Yesterday, California’s Governor Brown signed SB 633 into law. The new law exempts certain merchandise from the prohibition that merchandise being sold in California cannot be labeled with “Made in the USA” or similar words when the merchandise or any component has been entirely or substantially made outside of the United States.
Made in the USA?
The new California law will allow merchandise to be labeled “Made in the USA” if:
- the foreign components or parts do not constitute more than 5% of the final wholesale value of the product, or
- the foreign components or parts do not constitute more than 10% of the final wholesale value of the product AND the manufacturer can show that those components cannot be obtained or produced domestically.
For this second prong, the determination that the components or parts cannot be made, manufactured, produced or obtained within the U.S. may not be based on the cost of the components or parts. The new law also clarifies that goods sold or offered for sale outside of California are not mislabeled as long as the labels conform to the law where they are sold or offered for sale.
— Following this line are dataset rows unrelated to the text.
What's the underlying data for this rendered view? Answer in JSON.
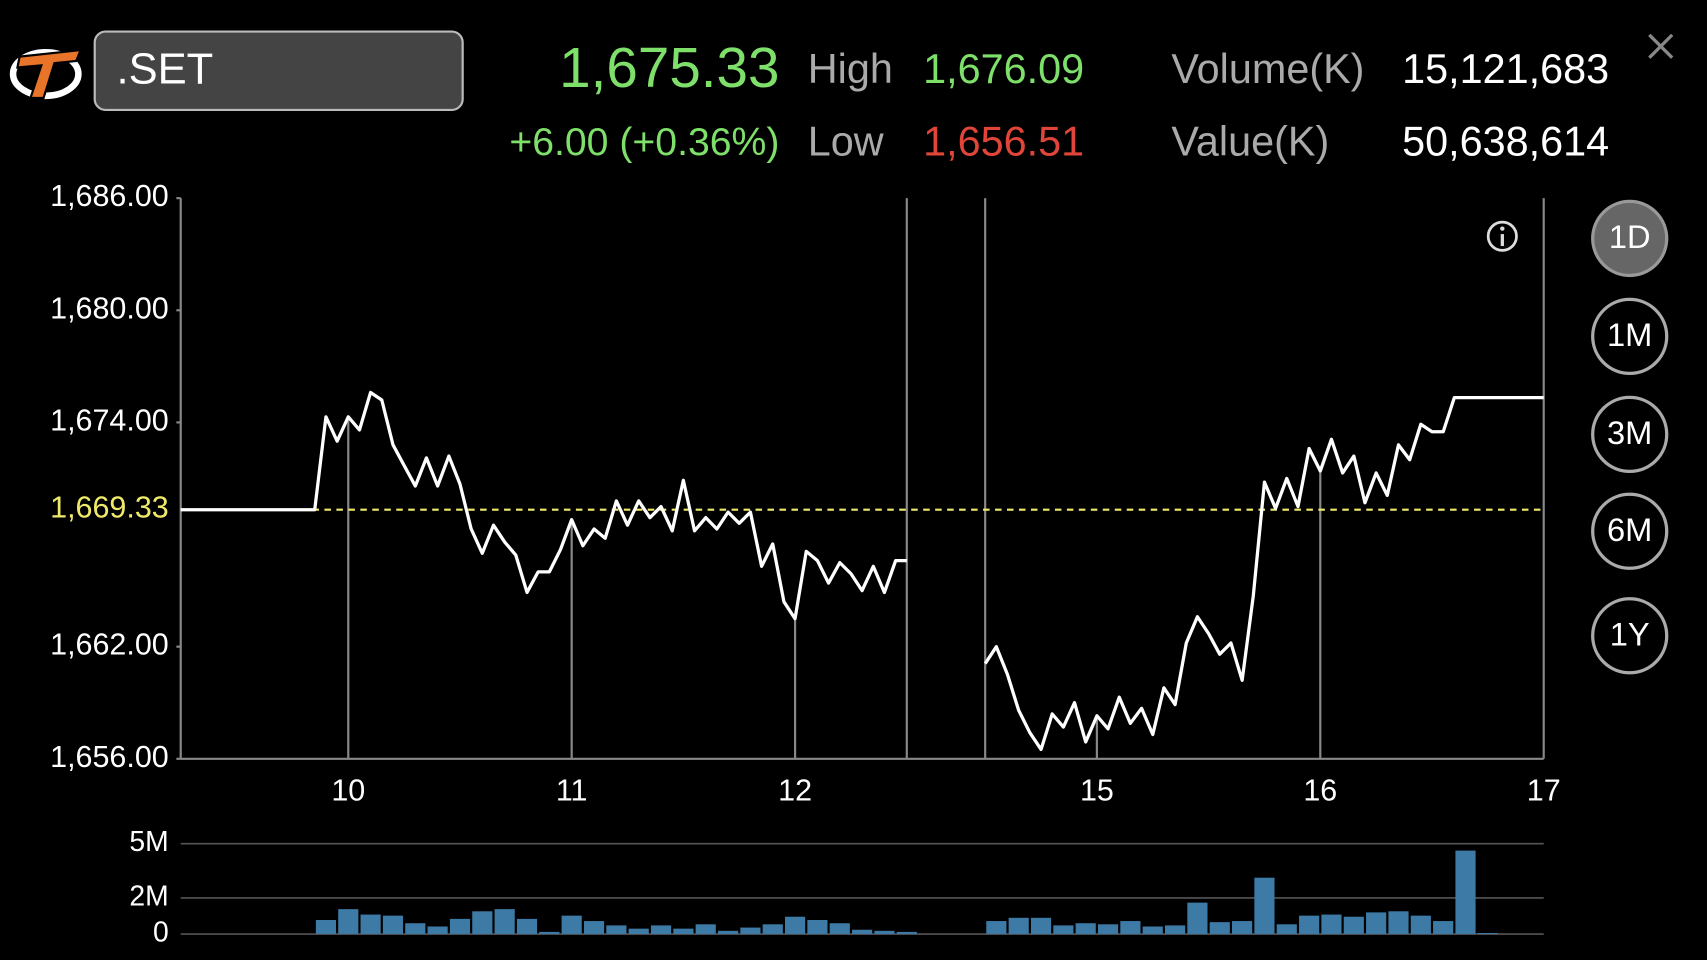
{
  "header": {
    "symbol": ".SET",
    "last": "1,675.33",
    "change": "+6.00 (+0.36%)",
    "high_label": "High",
    "high": "1,676.09",
    "low_label": "Low",
    "low": "1,656.51",
    "volume_label": "Volume(K)",
    "volume": "15,121,683",
    "value_label": "Value(K)",
    "value": "50,638,614"
  },
  "periods": [
    "1D",
    "1M",
    "3M",
    "6M",
    "1Y"
  ],
  "selected_period": "1D",
  "chart_data": [
    {
      "type": "line",
      "color": "#ffffff",
      "grid": true,
      "xlim": [
        9.25,
        17
      ],
      "xticks": [
        10,
        11,
        12,
        15,
        16,
        17
      ],
      "ylim": [
        1656,
        1686
      ],
      "yticks": [
        {
          "value": 1656,
          "label": "1,656.00"
        },
        {
          "value": 1662,
          "label": "1,662.00"
        },
        {
          "value": 1674,
          "label": "1,674.00"
        },
        {
          "value": 1680,
          "label": "1,680.00"
        },
        {
          "value": 1686,
          "label": "1,686.00"
        }
      ],
      "reference_line": {
        "value": 1669.33,
        "label": "1,669.33",
        "color": "#f0ea6a"
      },
      "sessions": [
        {
          "x": [
            9.25,
            9.85,
            9.9,
            9.95,
            10,
            10.05,
            10.1,
            10.15,
            10.2,
            10.25,
            10.3,
            10.35,
            10.4,
            10.45,
            10.5,
            10.55,
            10.6,
            10.65,
            10.7,
            10.75,
            10.8,
            10.85,
            10.9,
            10.95,
            11,
            11.05,
            11.1,
            11.15,
            11.2,
            11.25,
            11.3,
            11.35,
            11.4,
            11.45,
            11.5,
            11.55,
            11.6,
            11.65,
            11.7,
            11.75,
            11.8,
            11.85,
            11.9,
            11.95,
            12,
            12.05,
            12.1,
            12.15,
            12.2,
            12.25,
            12.3,
            12.35,
            12.4,
            12.45,
            12.5
          ],
          "values": [
            1669.33,
            1669.33,
            1674.3,
            1673.0,
            1674.3,
            1673.6,
            1675.6,
            1675.2,
            1672.8,
            1671.7,
            1670.6,
            1672.1,
            1670.6,
            1672.2,
            1670.7,
            1668.3,
            1667.0,
            1668.5,
            1667.6,
            1666.9,
            1664.9,
            1666.0,
            1666.0,
            1667.2,
            1668.8,
            1667.4,
            1668.3,
            1667.8,
            1669.8,
            1668.5,
            1669.8,
            1668.9,
            1669.5,
            1668.2,
            1670.9,
            1668.2,
            1668.9,
            1668.3,
            1669.2,
            1668.6,
            1669.2,
            1666.3,
            1667.5,
            1664.4,
            1663.5,
            1667.1,
            1666.6,
            1665.4,
            1666.5,
            1665.9,
            1665.0,
            1666.3,
            1664.9,
            1666.6,
            1666.6
          ]
        },
        {
          "x": [
            14.5,
            14.55,
            14.6,
            14.65,
            14.7,
            14.75,
            14.8,
            14.85,
            14.9,
            14.95,
            15,
            15.05,
            15.1,
            15.15,
            15.2,
            15.25,
            15.3,
            15.35,
            15.4,
            15.45,
            15.5,
            15.55,
            15.6,
            15.65,
            15.7,
            15.75,
            15.8,
            15.85,
            15.9,
            15.95,
            16,
            16.05,
            16.1,
            16.15,
            16.2,
            16.25,
            16.3,
            16.35,
            16.4,
            16.45,
            16.5,
            16.55,
            16.6,
            17
          ],
          "values": [
            1661.1,
            1662.0,
            1660.5,
            1658.6,
            1657.4,
            1656.5,
            1658.4,
            1657.7,
            1659.0,
            1656.9,
            1658.3,
            1657.6,
            1659.3,
            1657.9,
            1658.7,
            1657.3,
            1659.8,
            1658.9,
            1662.2,
            1663.6,
            1662.7,
            1661.6,
            1662.2,
            1660.2,
            1664.7,
            1670.8,
            1669.4,
            1671.0,
            1669.5,
            1672.6,
            1671.4,
            1673.1,
            1671.3,
            1672.2,
            1669.7,
            1671.3,
            1670.1,
            1672.8,
            1672.0,
            1673.9,
            1673.5,
            1673.5,
            1675.33,
            1675.33
          ]
        }
      ]
    },
    {
      "type": "bar",
      "color": "#3d7aa6",
      "ylim": [
        0,
        5000000
      ],
      "yticks": [
        0,
        {
          "value": 2000000,
          "label": "2M"
        },
        {
          "value": 5000000,
          "label": "5M"
        }
      ],
      "x": [
        9.9,
        10,
        10.1,
        10.2,
        10.3,
        10.4,
        10.5,
        10.6,
        10.7,
        10.8,
        10.9,
        11,
        11.1,
        11.2,
        11.3,
        11.4,
        11.5,
        11.6,
        11.7,
        11.8,
        11.9,
        12,
        12.1,
        12.2,
        12.3,
        12.4,
        12.5,
        14.55,
        14.65,
        14.75,
        14.85,
        14.95,
        15.05,
        15.15,
        15.25,
        15.35,
        15.45,
        15.55,
        15.65,
        15.75,
        15.85,
        15.95,
        16.05,
        16.15,
        16.25,
        16.35,
        16.45,
        16.55,
        16.65,
        16.75
      ],
      "values": [
        780000,
        1380000,
        1080000,
        1020000,
        600000,
        420000,
        840000,
        1260000,
        1380000,
        840000,
        120000,
        1020000,
        720000,
        480000,
        300000,
        480000,
        300000,
        540000,
        180000,
        360000,
        540000,
        960000,
        780000,
        600000,
        240000,
        180000,
        120000,
        720000,
        900000,
        900000,
        480000,
        600000,
        540000,
        720000,
        420000,
        480000,
        1740000,
        660000,
        720000,
        3120000,
        540000,
        1020000,
        1080000,
        960000,
        1200000,
        1260000,
        1020000,
        720000,
        4620000,
        60000
      ]
    }
  ]
}
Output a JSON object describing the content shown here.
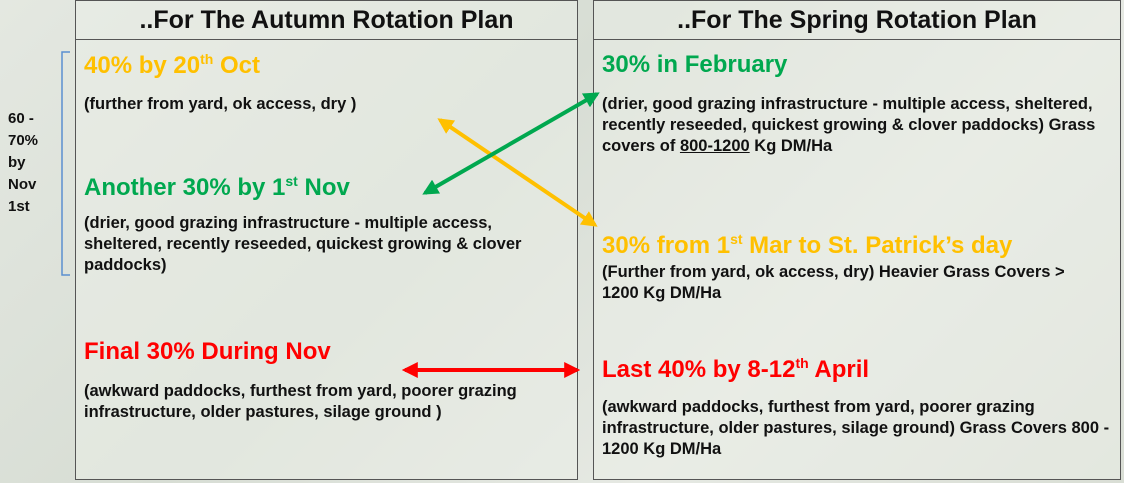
{
  "side_note": "60 - 70% by Nov 1st",
  "autumn": {
    "title": "..For The Autumn Rotation Plan",
    "items": [
      {
        "heading": [
          "40% by 20",
          "th",
          " Oct"
        ],
        "text": [
          "(further from yard, ok access, dry )"
        ]
      },
      {
        "heading": [
          "Another 30% by 1",
          "st",
          " Nov"
        ],
        "text": [
          "(drier, good grazing infrastructure - multiple access, sheltered, recently reseeded, quickest growing & clover paddocks)"
        ]
      },
      {
        "heading": [
          "Final 30% During Nov"
        ],
        "text": [
          "(awkward paddocks, furthest from yard, poorer grazing infrastructure, older pastures, silage ground )"
        ]
      }
    ]
  },
  "spring": {
    "title": "..For The Spring Rotation Plan",
    "items": [
      {
        "heading": [
          "30% in February"
        ],
        "text": [
          "(drier, good grazing infrastructure - multiple access, sheltered, recently reseeded, quickest growing & clover paddocks) Grass covers of ",
          "800-1200",
          " Kg DM/Ha"
        ]
      },
      {
        "heading": [
          "30% from 1",
          "st",
          " Mar to St. Patrick’s day"
        ],
        "text": [
          "(Further from yard, ok access, dry) Heavier Grass Covers > 1200 Kg DM/Ha"
        ]
      },
      {
        "heading": [
          "Last 40% by 8-12",
          "th",
          " April"
        ],
        "text": [
          "(awkward paddocks, furthest from yard, poorer grazing infrastructure, older pastures, silage ground) Grass Covers 800 - 1200 Kg DM/Ha"
        ]
      }
    ]
  }
}
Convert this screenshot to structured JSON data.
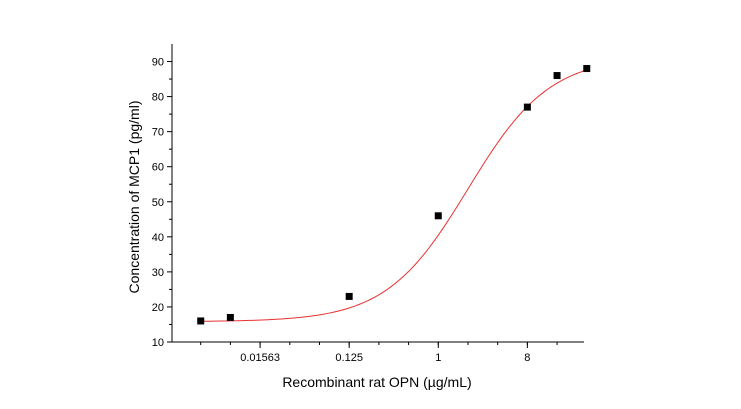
{
  "chart_data": {
    "type": "scatter",
    "title": "",
    "xlabel": "Recombinant rat OPN (µg/mL)",
    "ylabel": "Concentration of MCP1 (pg/ml)",
    "x_scale": "log2",
    "xlim": [
      0.002,
      30
    ],
    "ylim": [
      10,
      95
    ],
    "x_ticks": [
      0.01563,
      0.125,
      1,
      8
    ],
    "x_tick_labels": [
      "0.01563",
      "0.125",
      "1",
      "8"
    ],
    "y_ticks": [
      10,
      20,
      30,
      40,
      50,
      60,
      70,
      80,
      90
    ],
    "y_tick_labels": [
      "10",
      "20",
      "30",
      "40",
      "50",
      "60",
      "70",
      "80",
      "90"
    ],
    "grid": false,
    "legend": "none",
    "series": [
      {
        "type": "scatter",
        "marker": "square",
        "color": "#000000",
        "x": [
          0.00391,
          0.00781,
          0.125,
          1,
          8,
          16,
          32
        ],
        "y": [
          16,
          17,
          23,
          46,
          77,
          86,
          88
        ]
      },
      {
        "type": "line",
        "fit": "4PL",
        "color": "#e83030",
        "params": {
          "bottom": 15.8,
          "top": 91.5,
          "ec50": 2.0,
          "hill": 1.05
        }
      }
    ]
  }
}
The new California law will go into effect on January 1, 2016.
Impact on FTC standard
As we have previously discussed, California’s prior “Made in the USA” law was stricter than the standard set by the Federal Trade Commission. While the new law offers some relief, it does not directly align with the FTC standard. Manufacturers and retailers selling products in California and throughout the rest of the country will still have to deal with both standards.
Because the FTC has refused to apply a bright line test to its “all of virtually all” approach, it is possible that a product whose foreign components comprise more than the 5% or 10% limits could qualify for a “Made in the USA” label under the FTC standard.
This new law will also likely require companies seeking to label products that contain foreign parts or components as “Made in the USA” to work closely with their vendors to determine whether the foreign content exceeds the 5% and 10% thresholds, and, when the foreign content is up to 10% of the final wholesale value, to determine whether the components can be obtained or produced domestically.